Sejak terbakar 2008, pembangunan pasar yang ada di Jalan Hasanudin, Kota Salatiga, itu tak kunjung jelas. Sesuai kesepakatan antara Pemkot Salatiga dan PT Patra Berkah Itqoni (PBI) pada 2012, pembangunan Pasar Rejosari akan dibangun lewat sistem investasi. Perusahaan asal Malang, Jawa Timur, itu siap membangun pasar modern di bekas Pasar Rejosari dengan nilai investasi Rp 58 miliar.

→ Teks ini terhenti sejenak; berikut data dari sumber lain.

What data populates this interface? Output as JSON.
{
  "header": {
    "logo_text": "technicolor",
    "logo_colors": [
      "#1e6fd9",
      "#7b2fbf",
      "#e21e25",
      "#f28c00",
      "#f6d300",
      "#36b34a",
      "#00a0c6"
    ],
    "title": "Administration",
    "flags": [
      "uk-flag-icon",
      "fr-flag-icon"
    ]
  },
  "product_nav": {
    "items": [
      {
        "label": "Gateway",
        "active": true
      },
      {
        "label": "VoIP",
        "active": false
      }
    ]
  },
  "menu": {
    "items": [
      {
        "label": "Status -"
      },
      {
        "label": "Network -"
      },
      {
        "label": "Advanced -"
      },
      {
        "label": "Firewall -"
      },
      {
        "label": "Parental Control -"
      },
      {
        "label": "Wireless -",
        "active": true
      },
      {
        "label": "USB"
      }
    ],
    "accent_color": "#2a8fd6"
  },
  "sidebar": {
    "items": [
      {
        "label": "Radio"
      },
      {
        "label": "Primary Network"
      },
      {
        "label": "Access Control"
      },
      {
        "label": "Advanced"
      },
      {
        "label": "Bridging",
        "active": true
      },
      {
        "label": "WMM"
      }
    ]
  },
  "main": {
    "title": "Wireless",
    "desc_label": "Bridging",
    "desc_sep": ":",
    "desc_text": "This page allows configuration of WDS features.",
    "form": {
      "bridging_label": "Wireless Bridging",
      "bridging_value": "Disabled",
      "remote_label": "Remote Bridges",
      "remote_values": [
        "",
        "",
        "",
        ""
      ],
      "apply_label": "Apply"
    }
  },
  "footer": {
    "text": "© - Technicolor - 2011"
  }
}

Namun, meski telah ada kesepakatan, PT PBI tak memberi kepastian kapan pembangunan dilakukan. Yuliyanto mengatakan, pihaknya melalui Dinas Perdagangan Kota Salatiga sudah mendesak investor agar segera membangun. “Kami juga telah menyusun jadwal proses pembangunan. Tapi, memang ada persyaratan yang harus dipenuhi investor,” imbuhnya.

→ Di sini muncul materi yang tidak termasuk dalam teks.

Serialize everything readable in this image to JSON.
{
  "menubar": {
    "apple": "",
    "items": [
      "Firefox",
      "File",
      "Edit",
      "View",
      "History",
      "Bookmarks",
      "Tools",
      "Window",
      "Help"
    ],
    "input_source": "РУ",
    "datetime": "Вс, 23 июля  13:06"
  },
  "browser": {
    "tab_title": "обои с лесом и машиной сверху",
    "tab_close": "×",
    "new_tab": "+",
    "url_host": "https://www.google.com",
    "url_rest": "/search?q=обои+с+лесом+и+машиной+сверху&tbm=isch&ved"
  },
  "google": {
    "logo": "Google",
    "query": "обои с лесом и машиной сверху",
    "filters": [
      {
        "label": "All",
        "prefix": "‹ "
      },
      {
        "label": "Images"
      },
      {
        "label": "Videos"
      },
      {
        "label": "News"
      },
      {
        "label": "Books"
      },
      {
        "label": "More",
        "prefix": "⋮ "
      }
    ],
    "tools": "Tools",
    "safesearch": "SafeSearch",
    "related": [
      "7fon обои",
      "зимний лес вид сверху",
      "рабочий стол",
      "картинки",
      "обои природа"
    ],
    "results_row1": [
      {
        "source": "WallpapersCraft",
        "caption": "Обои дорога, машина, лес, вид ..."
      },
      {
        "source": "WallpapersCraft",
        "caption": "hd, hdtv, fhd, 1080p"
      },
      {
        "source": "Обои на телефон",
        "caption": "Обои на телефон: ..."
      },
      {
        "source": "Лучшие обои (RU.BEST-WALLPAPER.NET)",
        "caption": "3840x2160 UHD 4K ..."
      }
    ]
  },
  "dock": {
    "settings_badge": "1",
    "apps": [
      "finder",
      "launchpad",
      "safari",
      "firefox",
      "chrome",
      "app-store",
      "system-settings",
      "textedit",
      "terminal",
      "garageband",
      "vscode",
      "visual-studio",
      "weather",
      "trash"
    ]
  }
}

Persyaratan yang dimaksud, di antaranya terkait munculnya Peraturan Menteri Dalam Negeri (Permendagri) Nomor 19 Tahun 2016 tentang Pengelolaan Barang Milik Daerah. Dalam aturan itu ditegaskan, investor harus menunjukkan bank garansi sebagai jaminan kepemilikan modal, senilai investasi yang bakal digelontorkan. Lalu, menunjukkan data hasil analisis dampak lingkungan (amdal). “Pihak investor juga harus menyetorkan terlebih dahulu dana awal yang nilainya sekitar Rp 300 juta, ke kas daerah atau dimasukkan ke Pendapatan Asli Daerah (PAD) Kota Salatiga. Itu semua harus dipenuhi. Jika tidak, proses pembangunannya belum bisa dilaksanakan,” terangnya.

Informasi yang Yuliyanto dapat, PT PBI sanggup memenuhi syarat-syarat yang ada. Bahkan, dikatakannya, mereka tengah dalam proses melengkapi berkas yang diminta. Sementara, Kepala Dinas Perdagangan Kota Salatiga Muthoin, mengaku terus mendorong PT PBI segera memenuhi persyaratan untuk mendapat kepastian pembangunan Pasar Rejosari. “Semoga cepat selesai (mengurus dan memenuhi persyaratan) sehingga apa yang diharapkan wali kota segera terealisasi. Konsep pasar yang dibangun nantinya adalah pasar tradisional semi modern,” kata Muthoin.